The craze for American work wear has certainly brought many new entrants to the market, but most seem over priced and over pimped. A button down Oxford should be the work horse of your wardrobe, but at £100 plus for better examples, that’s hardly a definition of universal.

I’m currently trying to get hold of an original 60’s Brooks Brother shirt to see just what they did and understand the territory I’m hoping to conquer. I have Emporium’s owner Jonathan Hale keeping an eye out for me on his next trip to the US, but I’m also asking for your help. If you have one festering at the bottom of the wardrobe that’s of no use and wouldn’t mind sending it to me I’ll obviously pay you for the postage.

So that’s my challenge; to produce a button down Oxford with a guaranteed roll exclusively for everybody.


  1. J.H. said:

    Modern Tailor’s MTO shirt, choose your own oxford, so called “medium” collar. Instruct them that you want 0,5cm (1/5″) longer collar tips than normally. That’ll give you a beautiful roll. Copy the measurements of your favourite shirt for the rest.

    That way, you get your oxfords cheap (especially when hunting for their “weekly sales”), fitting and with that beautiful collar roll you wish for.

    September 11, 2010
  2. allen said:

    Supposedly Mercer shirts in the US has the best collar roll, but I’ve no experience with them. But they make a point of stressing that their collars are unlined.

    September 12, 2010
  3. Jim said:

    Good luck and please keep us posted.

    September 12, 2010
  4. Andrew said:

    J.H., Allen,
    Thank you chaps, useful suggestions.

    Will do.


    September 12, 2010
  5. david webb said:

    You must try Mercer and Sons in the US. Their shirts are expensive, but they are as classic as they come. They are made old school Ivy league style and will probably be just what you want.

    September 16, 2010
  6. Tobias said:

    It’s not something I’ve pondered greatly, but having a little experience in pattern cutting, I would say that as well as button placement, collar shape would be of great importance. The length (and shape) of the collar outer edge will dictate how closely/tightly it fits to the neck when folded down.

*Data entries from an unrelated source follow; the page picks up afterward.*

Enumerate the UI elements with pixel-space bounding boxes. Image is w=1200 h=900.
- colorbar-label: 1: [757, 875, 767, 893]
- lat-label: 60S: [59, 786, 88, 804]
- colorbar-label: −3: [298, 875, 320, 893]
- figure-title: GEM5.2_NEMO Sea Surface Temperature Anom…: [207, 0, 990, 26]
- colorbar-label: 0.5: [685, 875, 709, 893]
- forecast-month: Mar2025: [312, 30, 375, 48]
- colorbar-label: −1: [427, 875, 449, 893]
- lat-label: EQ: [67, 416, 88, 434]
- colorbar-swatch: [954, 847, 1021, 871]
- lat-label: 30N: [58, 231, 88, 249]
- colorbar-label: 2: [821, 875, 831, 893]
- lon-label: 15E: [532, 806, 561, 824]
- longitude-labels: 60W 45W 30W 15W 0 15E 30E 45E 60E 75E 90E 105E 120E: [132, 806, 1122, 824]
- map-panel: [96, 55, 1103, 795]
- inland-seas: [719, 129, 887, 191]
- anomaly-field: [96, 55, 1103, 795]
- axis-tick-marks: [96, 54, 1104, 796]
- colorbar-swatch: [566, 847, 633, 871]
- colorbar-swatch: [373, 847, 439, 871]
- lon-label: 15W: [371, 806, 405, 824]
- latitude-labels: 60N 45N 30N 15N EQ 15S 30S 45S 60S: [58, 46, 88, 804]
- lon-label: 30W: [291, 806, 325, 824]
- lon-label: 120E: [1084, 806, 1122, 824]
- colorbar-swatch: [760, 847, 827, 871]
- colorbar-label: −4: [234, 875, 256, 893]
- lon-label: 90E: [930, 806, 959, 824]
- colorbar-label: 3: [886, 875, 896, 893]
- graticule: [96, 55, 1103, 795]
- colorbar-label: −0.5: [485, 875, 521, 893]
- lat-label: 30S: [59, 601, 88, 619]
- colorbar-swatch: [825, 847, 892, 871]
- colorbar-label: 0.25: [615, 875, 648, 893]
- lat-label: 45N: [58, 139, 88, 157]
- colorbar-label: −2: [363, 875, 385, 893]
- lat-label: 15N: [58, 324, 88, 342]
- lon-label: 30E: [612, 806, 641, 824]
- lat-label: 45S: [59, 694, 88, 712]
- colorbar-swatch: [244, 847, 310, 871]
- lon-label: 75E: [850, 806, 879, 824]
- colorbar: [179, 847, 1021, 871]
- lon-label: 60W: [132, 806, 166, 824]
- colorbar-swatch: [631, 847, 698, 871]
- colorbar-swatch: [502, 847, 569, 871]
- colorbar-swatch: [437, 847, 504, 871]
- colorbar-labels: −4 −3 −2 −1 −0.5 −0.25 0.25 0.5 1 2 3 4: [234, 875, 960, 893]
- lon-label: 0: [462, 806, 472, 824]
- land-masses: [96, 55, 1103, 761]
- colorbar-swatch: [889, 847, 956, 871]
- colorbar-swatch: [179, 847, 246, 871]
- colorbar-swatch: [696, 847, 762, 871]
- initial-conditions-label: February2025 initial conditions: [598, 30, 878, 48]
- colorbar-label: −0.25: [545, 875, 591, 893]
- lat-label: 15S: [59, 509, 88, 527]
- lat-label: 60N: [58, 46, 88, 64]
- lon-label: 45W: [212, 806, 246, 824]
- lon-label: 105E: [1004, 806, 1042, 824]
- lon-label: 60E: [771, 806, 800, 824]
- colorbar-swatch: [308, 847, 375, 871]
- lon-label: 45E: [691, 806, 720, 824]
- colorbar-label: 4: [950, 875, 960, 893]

    I would imagine to create a the nice outward curving roll you’re looking for the collar tips must be long enough (as J.H. commented) so as to give allowance for the ‘fullness’ of the outward curve. Then obviously the buttons are positioned so as to push the collar tips up, forming the roll. They should also be close enough inward towards the center front so as to stop the collar lifting from the ‘chest’/shoulder. Then the collar edge must be ‘tight’ enough to hold the collar into the neck and ‘chest’/shoulder, which I think would also help stop the collar edge gaping where the buttons push it up.

    Also I wonder about not using interfacing, would that not run the risk of the collar wrinkling/buckling? Well, obviously if they were made like that then it must not have been a problem, but I would imagine it would make the fabric choice more important.

    Anyway, sorry to ramble, I hope it was in some way of use.